Google disponibiliza endereço Duck.com ao seu concorrente, DuckDuckGo

“Estamos agradecidos à Google por ter transferido o proprietário do Duck.com para o DuckDuckGo. Ter o Duck.com vai tornar mais fácil para as pessoas usarem o DuckDuckGo”

Existem mais motores de busca para além do Google. O Bing, o Qwant e o DuckDuckGo são dois bons exemplos. O primeiro pertence à Microsoft e está presente, por exemplo, por defeito no Windows e nos outros produtos da empresa. Já o DuckDuckGo — tal como o Qwant — distingue-se como um motor de busca que promete não monitorizar os seus utilizadores, nem vender os respectivos dados.

Até há bem pouco tempo, o endereço para usar o DuckDuckGo era o duckduckgo.com – e, para que não restem dúvidas, vai continuar a sê-lo. Contudo, a partir de agora é possível digitar apenas duck.com para chegar até ao destino final. Isto porque a Google decidiu “desprender-se” do domínio duck.com que detinha.
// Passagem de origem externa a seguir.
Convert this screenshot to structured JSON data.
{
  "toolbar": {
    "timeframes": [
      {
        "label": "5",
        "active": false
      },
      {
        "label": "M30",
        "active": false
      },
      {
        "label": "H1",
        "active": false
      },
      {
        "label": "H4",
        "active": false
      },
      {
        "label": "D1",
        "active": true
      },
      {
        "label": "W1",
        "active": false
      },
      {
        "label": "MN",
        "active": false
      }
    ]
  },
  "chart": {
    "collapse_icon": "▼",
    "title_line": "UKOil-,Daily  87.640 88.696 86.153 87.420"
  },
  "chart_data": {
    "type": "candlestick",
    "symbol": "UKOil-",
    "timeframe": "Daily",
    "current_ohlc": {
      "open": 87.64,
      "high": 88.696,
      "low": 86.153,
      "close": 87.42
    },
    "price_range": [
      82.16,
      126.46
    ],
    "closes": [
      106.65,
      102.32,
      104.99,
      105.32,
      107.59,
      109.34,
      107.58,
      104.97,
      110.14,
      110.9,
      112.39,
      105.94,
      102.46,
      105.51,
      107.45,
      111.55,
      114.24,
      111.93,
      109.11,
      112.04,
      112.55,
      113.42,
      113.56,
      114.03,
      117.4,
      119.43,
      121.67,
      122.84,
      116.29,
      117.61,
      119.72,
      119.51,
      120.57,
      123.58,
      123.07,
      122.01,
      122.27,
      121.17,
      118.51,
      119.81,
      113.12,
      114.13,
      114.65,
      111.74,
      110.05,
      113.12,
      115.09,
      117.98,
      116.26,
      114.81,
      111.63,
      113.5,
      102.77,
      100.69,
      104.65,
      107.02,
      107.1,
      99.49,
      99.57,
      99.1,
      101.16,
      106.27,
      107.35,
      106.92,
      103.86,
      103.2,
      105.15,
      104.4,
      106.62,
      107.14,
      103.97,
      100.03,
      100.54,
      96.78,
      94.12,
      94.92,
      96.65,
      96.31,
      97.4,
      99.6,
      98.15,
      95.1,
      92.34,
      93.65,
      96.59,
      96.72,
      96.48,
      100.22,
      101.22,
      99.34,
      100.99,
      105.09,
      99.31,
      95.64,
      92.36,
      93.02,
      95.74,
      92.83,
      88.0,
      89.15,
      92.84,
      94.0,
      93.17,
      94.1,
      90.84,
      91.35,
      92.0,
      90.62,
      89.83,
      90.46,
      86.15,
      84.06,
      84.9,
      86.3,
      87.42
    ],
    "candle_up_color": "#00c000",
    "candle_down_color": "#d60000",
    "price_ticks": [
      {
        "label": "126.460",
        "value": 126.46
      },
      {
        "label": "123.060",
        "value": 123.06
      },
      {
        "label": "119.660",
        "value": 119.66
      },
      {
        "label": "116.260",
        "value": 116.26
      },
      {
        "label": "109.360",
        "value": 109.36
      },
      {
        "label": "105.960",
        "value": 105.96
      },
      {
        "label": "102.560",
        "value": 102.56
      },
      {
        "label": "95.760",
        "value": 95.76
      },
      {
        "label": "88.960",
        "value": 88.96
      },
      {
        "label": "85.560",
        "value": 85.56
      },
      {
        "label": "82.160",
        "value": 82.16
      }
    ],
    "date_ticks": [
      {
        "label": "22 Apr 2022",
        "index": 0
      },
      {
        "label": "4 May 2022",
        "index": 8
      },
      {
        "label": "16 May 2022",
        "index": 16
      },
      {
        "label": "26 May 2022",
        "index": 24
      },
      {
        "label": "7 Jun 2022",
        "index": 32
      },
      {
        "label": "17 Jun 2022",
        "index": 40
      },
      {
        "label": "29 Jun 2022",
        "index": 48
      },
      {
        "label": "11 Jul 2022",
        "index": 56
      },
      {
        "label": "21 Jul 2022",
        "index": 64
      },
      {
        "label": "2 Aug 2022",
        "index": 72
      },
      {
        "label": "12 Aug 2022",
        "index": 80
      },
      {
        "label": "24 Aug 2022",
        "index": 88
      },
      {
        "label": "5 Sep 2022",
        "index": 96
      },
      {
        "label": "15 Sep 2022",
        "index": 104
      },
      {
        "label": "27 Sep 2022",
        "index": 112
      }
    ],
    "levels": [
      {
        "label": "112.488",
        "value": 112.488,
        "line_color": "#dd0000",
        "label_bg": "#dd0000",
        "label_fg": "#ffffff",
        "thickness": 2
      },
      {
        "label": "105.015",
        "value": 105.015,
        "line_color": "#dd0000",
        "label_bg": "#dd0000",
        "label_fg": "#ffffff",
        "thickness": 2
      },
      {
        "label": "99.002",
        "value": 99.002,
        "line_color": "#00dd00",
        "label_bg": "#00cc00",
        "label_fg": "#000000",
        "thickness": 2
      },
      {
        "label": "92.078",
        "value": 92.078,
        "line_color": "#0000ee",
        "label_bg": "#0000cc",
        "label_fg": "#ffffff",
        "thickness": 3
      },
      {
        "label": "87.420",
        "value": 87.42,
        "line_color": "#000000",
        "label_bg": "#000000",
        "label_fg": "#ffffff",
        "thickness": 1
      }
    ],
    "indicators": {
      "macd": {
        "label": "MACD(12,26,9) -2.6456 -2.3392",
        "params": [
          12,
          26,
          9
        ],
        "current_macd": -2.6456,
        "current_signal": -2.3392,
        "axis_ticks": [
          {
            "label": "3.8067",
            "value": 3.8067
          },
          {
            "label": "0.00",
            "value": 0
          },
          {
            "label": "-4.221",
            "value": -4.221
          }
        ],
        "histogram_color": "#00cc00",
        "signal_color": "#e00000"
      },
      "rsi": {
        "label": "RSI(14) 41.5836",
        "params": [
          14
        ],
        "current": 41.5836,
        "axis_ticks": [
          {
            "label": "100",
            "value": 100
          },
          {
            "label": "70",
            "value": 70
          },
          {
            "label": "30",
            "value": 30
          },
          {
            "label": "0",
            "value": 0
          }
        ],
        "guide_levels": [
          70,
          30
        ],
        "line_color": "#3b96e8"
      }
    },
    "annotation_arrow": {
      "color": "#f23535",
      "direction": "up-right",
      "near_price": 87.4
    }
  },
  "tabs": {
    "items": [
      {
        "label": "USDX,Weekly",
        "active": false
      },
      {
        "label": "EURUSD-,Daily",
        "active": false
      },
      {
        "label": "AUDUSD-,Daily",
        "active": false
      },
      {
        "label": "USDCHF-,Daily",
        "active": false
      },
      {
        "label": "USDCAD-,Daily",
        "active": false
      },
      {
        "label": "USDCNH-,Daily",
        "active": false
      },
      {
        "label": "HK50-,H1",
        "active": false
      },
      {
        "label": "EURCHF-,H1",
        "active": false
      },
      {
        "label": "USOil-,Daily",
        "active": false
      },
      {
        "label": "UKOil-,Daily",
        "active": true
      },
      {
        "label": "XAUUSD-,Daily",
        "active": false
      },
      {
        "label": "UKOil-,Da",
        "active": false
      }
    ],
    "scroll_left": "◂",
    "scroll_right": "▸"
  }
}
Além do google.com, a Google tem uma série de domínios registados por uma variedade de razões: por exemplo, googel.com e gogole.com pertencem à Google e direccionam os utilizadores para a homepage certa evitando a exploração em esquemas de phishing; a tecnológica californiana terá adquirido estes domínios para, por um lado, levar os internautas que se enganem com uma ou duas letras para o URL certo e, por outro, para evitar que terceiros registem esses domínios para direccionar os mais desatentos para páginas fraudulentas.

A Google ficou com o duck.com quando adquiriu em 2010 a empresa On2 Technologies, anteriormente conhecida como Duck Corporation e dedicada ao desenvolvimento de codecs de vídeo. Desde então, o endereço duck.com passou a redireccionar para a homepage de pesquisa da Google, apesar de poder ser útil a um dos seus principais rivais, o DuckDuckGo.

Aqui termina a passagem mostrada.